Guidry was totally cool at the sight and at the threat."What difference does wearing a gun make? I wasn't wearing a gun when the round from this shell missed me by a whole inch." He held his fingers even wider apart, exaggerating the miss. "You really that good or that bad?"
Flushed, angered all to Hell and back, Hubbard, screamed, "You're a snotty-assed kid too good for folks. Been that way since you come high-falootin' in here and got a job out at the Lee's place. Nobody 'round here wants you around, like we heard you was a killer down there in swamp country." The disdain and hatred rode his face deep as a mine shaft. "They was talkin' 'bout you 'fore you got here. That's got a lot of meanin' in it."
Rocky Guidry was primed. "Does that mean you have something else in mind? I don't carry a gun." He showed his empty waistline; no gun belt, no holster, no side arm.
Hubbard walked to his horse, pulled the Sharps from the sheath, and as he turned, to face Guidry, he unfastened his gun belt and heaved it, holster, pistol and all, to Guidry, who caught it in flight as a reaction.
"You're armed now, Swamp Boy."
He was about to raise the Sharps when a solid, loud, clear click of a gun sounded and the two adversaries turned to face Ben Hurley at the head of alley alongside the saloon holding two pistols directly on Hubbard. He said, "Drop that gun belt, Rocky. I've got him covered."
Guidry carefully sat the gun belt on the boardwalk as the sheriff came on the scene, saying, "I heard your whole confession, Hubbard. Shooting at this stranger and killing Mrs. Annabelle Lee all that long ago."
"I never said that.

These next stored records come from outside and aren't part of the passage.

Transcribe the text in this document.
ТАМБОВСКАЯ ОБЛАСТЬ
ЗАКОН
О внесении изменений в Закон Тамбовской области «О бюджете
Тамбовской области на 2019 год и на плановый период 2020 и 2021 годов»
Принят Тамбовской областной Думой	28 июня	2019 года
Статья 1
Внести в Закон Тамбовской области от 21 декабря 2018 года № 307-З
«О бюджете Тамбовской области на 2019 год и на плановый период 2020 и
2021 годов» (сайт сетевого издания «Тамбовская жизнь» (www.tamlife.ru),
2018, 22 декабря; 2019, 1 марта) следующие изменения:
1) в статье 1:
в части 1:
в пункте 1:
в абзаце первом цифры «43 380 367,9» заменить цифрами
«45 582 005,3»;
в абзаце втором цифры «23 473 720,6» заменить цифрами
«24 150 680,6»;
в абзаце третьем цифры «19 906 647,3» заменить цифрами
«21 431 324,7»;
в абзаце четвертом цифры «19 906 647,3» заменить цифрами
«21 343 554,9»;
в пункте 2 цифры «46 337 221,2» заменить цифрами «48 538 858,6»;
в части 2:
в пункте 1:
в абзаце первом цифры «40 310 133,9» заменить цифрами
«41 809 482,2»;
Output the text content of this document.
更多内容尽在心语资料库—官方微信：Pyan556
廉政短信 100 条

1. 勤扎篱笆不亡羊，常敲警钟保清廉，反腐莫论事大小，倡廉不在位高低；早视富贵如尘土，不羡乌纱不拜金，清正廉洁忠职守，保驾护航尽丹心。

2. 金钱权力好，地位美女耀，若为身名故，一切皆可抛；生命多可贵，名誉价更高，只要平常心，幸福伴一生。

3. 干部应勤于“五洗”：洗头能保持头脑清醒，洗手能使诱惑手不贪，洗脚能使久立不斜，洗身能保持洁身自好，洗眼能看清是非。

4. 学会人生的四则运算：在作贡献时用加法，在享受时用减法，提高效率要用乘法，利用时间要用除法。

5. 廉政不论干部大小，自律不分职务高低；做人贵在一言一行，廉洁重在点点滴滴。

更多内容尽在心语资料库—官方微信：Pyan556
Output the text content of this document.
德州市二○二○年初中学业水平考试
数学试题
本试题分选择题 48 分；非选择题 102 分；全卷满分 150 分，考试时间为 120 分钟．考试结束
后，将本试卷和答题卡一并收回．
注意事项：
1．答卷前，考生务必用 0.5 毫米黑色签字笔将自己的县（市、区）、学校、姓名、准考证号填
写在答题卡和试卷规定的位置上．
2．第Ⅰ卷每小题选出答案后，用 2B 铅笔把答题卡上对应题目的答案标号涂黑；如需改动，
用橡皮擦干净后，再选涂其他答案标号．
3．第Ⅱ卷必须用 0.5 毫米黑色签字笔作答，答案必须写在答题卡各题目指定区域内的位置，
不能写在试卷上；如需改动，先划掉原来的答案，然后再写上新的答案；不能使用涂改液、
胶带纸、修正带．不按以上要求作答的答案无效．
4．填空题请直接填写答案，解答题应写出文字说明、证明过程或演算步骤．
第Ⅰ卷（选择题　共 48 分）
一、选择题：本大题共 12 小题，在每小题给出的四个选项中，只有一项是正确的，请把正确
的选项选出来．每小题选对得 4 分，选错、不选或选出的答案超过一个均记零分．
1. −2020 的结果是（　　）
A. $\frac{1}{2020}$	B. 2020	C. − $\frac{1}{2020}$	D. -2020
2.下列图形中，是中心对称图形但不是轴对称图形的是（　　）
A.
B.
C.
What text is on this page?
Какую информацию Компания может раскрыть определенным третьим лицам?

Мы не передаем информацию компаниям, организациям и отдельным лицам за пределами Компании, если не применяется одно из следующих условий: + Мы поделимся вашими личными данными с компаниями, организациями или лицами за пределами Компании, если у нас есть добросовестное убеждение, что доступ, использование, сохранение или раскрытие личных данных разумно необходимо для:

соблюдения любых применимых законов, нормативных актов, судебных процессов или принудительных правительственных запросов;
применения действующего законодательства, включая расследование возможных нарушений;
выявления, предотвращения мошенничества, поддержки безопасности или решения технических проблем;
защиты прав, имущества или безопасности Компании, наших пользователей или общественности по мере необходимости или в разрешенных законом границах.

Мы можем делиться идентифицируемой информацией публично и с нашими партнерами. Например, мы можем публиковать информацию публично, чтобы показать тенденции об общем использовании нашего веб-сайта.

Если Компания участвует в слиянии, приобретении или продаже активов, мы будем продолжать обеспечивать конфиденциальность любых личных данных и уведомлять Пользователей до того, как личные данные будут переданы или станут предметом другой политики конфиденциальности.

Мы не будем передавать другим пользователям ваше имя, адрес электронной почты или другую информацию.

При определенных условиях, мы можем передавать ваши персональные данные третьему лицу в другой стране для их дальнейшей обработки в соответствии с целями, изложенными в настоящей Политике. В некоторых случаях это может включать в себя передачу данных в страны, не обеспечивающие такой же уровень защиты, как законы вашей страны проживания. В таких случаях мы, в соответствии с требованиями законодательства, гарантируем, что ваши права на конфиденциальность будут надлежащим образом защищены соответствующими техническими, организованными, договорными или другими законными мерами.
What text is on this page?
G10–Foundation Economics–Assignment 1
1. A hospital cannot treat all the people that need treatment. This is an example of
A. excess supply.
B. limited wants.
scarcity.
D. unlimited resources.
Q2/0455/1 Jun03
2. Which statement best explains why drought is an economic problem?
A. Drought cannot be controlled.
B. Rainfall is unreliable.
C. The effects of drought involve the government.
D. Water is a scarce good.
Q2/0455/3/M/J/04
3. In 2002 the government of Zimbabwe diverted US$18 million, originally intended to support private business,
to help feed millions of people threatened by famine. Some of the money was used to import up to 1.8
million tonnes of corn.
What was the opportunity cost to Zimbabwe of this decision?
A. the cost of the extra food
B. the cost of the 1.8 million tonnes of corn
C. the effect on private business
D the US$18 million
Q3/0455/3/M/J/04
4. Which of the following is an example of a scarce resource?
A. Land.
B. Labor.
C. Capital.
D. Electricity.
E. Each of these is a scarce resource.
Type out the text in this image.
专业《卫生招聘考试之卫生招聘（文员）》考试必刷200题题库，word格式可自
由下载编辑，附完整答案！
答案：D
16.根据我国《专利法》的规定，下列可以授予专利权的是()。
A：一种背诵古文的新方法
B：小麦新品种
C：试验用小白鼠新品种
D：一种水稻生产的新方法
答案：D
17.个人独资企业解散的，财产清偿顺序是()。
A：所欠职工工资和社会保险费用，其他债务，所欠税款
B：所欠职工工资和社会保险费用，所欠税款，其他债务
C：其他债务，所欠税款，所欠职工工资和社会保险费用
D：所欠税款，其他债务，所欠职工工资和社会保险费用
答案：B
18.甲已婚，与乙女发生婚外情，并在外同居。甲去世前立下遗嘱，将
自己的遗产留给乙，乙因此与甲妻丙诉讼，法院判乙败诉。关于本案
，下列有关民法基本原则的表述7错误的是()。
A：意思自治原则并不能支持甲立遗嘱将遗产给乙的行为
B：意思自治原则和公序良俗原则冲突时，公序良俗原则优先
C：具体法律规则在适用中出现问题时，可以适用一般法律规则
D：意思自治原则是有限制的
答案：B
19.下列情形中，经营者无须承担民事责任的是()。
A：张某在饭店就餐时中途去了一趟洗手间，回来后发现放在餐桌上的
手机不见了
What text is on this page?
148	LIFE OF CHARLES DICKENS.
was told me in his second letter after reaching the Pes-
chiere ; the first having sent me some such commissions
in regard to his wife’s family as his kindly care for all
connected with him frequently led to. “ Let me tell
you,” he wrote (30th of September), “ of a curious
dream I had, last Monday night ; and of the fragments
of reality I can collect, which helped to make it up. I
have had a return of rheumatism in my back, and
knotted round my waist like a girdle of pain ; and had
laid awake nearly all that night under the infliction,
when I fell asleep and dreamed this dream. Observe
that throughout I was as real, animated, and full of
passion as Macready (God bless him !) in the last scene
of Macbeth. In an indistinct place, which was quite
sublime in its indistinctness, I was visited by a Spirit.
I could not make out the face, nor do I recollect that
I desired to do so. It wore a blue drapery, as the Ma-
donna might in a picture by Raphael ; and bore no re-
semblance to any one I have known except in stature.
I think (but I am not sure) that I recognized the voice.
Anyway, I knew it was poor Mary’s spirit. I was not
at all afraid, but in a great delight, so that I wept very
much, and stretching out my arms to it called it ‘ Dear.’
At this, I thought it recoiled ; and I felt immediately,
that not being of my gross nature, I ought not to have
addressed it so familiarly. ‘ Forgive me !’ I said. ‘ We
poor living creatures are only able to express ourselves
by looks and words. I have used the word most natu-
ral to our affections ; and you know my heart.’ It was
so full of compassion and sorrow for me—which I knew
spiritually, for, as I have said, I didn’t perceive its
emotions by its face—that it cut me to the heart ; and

It was an accident," Hubbard yelled loudly in a defensive voice, and stiffened as if he finally understood what he had said, all of which most of Torbick Falls heard also, the long mystery solved.
Over drinks in the saloon, Hurley said, "I was thinking of making a trip out to see Marsha on my own account, unless you got that territory all wrapped up."
"I never talk about women like that," Guidry said, with not a single smile in the works, not a one, but seeing images that Hurley would never see. Somehow Hurley already knew his time was beaten, from Guidry's silent expression.